We climb the stairs of Ira’s house. It was her pride – the only house in the street with three stories, even a small balcony to overlook the village and the fields. Her pride turned into her nightmare on the day the Russians came. The house with the best sunset view turned into a fortress for Russian occupants. Snipers used the balcony and the upper floor to seek out innocent targets. Ira and her family were exiled into the freezing cold basement.
The home built to host a big family was turned into the invader’s stronghold.

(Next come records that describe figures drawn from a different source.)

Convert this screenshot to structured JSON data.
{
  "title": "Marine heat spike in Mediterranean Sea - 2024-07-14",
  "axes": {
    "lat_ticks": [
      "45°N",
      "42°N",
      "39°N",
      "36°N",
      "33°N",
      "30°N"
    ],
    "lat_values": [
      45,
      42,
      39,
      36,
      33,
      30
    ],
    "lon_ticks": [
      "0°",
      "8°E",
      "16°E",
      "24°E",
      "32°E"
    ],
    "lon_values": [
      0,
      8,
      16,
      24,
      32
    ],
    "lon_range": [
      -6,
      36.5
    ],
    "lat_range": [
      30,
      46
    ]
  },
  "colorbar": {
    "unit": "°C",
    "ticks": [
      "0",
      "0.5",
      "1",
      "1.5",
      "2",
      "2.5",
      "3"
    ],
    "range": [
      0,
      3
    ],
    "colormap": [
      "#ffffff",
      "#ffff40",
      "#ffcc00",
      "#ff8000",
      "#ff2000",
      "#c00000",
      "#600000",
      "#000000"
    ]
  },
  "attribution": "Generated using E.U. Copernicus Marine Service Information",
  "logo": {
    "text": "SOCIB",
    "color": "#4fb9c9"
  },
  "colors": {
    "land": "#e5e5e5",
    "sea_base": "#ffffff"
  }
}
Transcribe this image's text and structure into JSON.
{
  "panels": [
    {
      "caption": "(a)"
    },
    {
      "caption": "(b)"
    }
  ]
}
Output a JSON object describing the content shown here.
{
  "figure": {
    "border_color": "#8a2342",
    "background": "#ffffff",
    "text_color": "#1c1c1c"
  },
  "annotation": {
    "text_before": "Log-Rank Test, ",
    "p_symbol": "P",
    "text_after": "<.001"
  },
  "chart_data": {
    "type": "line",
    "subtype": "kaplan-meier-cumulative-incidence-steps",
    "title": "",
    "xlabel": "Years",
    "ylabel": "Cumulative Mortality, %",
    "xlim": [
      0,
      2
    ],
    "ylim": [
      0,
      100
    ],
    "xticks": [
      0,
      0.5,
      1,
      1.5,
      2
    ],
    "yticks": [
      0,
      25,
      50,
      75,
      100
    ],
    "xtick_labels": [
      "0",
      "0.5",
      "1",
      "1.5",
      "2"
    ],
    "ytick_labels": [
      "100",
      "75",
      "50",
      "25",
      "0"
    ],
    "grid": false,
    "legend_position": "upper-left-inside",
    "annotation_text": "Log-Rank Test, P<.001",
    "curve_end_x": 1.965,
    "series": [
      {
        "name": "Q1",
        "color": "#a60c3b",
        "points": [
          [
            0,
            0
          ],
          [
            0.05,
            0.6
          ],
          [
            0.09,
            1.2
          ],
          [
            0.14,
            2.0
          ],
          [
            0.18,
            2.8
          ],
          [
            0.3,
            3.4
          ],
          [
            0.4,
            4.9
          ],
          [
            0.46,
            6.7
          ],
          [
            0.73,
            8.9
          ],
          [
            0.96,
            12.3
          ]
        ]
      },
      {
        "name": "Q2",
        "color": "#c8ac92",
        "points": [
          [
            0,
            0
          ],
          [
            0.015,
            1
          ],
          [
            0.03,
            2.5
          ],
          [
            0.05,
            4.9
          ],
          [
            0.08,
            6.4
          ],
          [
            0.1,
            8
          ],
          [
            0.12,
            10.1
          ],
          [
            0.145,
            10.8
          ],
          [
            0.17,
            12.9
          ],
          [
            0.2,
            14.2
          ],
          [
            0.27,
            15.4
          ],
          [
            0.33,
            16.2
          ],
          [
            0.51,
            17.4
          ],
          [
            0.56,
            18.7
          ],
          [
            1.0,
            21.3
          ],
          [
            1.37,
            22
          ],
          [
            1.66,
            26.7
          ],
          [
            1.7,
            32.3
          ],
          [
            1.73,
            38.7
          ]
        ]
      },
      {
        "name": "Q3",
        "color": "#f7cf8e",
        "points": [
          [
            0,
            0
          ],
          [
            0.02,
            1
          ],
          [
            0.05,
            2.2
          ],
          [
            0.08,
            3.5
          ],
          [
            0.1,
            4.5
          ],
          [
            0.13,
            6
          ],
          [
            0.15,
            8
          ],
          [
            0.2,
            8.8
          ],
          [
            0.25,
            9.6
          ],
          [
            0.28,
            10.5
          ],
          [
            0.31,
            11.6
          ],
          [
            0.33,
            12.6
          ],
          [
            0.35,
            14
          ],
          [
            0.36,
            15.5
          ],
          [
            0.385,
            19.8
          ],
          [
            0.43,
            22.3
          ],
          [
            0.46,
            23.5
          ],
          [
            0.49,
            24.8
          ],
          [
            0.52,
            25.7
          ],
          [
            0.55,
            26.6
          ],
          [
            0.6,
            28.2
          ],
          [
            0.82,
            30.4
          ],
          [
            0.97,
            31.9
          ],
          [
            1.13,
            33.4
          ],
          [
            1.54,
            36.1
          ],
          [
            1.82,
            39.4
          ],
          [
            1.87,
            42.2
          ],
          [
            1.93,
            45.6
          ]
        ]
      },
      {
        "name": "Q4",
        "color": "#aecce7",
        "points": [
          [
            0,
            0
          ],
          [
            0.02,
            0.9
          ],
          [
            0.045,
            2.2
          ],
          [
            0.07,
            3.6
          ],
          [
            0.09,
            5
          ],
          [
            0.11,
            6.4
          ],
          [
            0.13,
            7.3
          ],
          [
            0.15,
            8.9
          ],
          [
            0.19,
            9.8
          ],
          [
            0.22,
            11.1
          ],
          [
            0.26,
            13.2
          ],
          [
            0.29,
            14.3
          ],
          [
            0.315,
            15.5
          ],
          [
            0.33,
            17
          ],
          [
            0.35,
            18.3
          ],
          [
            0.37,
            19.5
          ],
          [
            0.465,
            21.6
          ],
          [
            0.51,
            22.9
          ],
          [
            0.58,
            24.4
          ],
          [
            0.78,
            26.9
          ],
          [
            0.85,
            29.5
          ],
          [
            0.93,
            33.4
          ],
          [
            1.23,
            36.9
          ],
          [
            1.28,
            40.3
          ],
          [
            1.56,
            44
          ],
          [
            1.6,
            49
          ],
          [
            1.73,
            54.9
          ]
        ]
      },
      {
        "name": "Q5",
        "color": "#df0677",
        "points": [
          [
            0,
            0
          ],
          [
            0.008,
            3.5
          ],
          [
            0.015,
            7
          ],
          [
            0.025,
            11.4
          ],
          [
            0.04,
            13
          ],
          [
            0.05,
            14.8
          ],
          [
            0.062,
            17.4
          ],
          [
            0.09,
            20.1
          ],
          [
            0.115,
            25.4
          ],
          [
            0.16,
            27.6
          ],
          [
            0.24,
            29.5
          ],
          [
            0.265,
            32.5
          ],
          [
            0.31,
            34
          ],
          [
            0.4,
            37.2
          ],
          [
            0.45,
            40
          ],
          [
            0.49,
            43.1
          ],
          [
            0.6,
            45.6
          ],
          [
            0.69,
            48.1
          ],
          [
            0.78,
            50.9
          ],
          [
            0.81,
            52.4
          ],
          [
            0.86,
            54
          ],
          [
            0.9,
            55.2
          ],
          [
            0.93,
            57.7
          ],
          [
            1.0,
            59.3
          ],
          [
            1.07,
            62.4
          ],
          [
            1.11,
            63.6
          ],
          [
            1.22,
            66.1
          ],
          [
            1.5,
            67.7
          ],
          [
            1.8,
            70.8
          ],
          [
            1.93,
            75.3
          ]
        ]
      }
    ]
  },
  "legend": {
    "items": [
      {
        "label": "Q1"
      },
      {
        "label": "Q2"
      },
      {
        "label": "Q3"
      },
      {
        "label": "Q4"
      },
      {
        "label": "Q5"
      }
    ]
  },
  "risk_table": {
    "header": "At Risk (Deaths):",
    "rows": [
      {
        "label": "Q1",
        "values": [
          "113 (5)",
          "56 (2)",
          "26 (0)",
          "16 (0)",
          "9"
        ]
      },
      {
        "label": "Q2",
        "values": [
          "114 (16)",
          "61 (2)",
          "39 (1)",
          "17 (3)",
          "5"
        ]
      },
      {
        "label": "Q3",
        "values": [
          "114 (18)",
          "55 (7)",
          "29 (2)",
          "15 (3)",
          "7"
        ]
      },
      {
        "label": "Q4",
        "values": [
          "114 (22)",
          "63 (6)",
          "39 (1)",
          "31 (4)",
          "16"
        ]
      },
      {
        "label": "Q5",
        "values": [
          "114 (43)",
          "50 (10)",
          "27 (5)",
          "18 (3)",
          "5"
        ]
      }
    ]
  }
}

Ira’s village was liberated, but the occupation left its mark. We are surprised to see her son putting up new tapestries and flooring, seeing the windows remain shattered. ‘The windows can wait. But I don’t want to see this anymore’, says Ira, and points to blood stains all over the floor and the walls. ‘No matter how much I scrub, they won’t go away.’
It is scary to imagine what happened in this house. Ira and her family heard the sounds of the occupiers as they were enduring long days in the basement. Like hearing only the audio of a movie without seeing any images. Guessing to fill in the gaps. Ultimately taking their chance and fleeing. And now trying to overpaint what remains of the occupation.
It reminds me of a basic principle in physics: The law of conservation of energy. It states that energy can neither be created nor destroyed – only converted from one form of energy to another. It was first described by French mathematician Émilie du Châtelet and further developed by Albert Einstein.
Sooner or later all blood stains will be painted over. All shattered windows replaced. But what then? It is foolish to believe happiness returns with an intact house. Or peace of mind with peace on the streets.
Truth be told; these de-occupied places feel very heavy. Seeing bullet holes in schools feels heavy. We can reconstruct, we can overpaint. But something of this evil presence stays and you can feel it dauntingly.
The Old Testament worldview describes the concept of ‘sin’ according to the law of conservation of energy. Sin cannot be removed. It can only be transferred from one object to another. This is best seen in the concept of atonement we find in the book of Leviticus – sins are confessed over the scapegoat, which is then sent into the wilderness to wander and ultimately die. Sin is not destroyed; it is merely transferred from God’s camp into the wilderness.
The cross is the first and only place where sin is dealt with. Sin is judged in the death of Christ on the cross. We overcome sin’s power over us only by faith in His resurrection.
I believe sin is real, I believe evil is real. I have looked it in the eye more than ever these last six months. It is easy to recognize it in the blood stains of innocent victims on the tapestry. Those are easy to see and deal with. But what about the evil that creeps in so unrecognized into our pretty homes? The hard words we say to each other, the gossip, the jealousy, the greed, and sensuality?
Sometimes it is easier to deal with visible stains than with those that are not visible to the eye.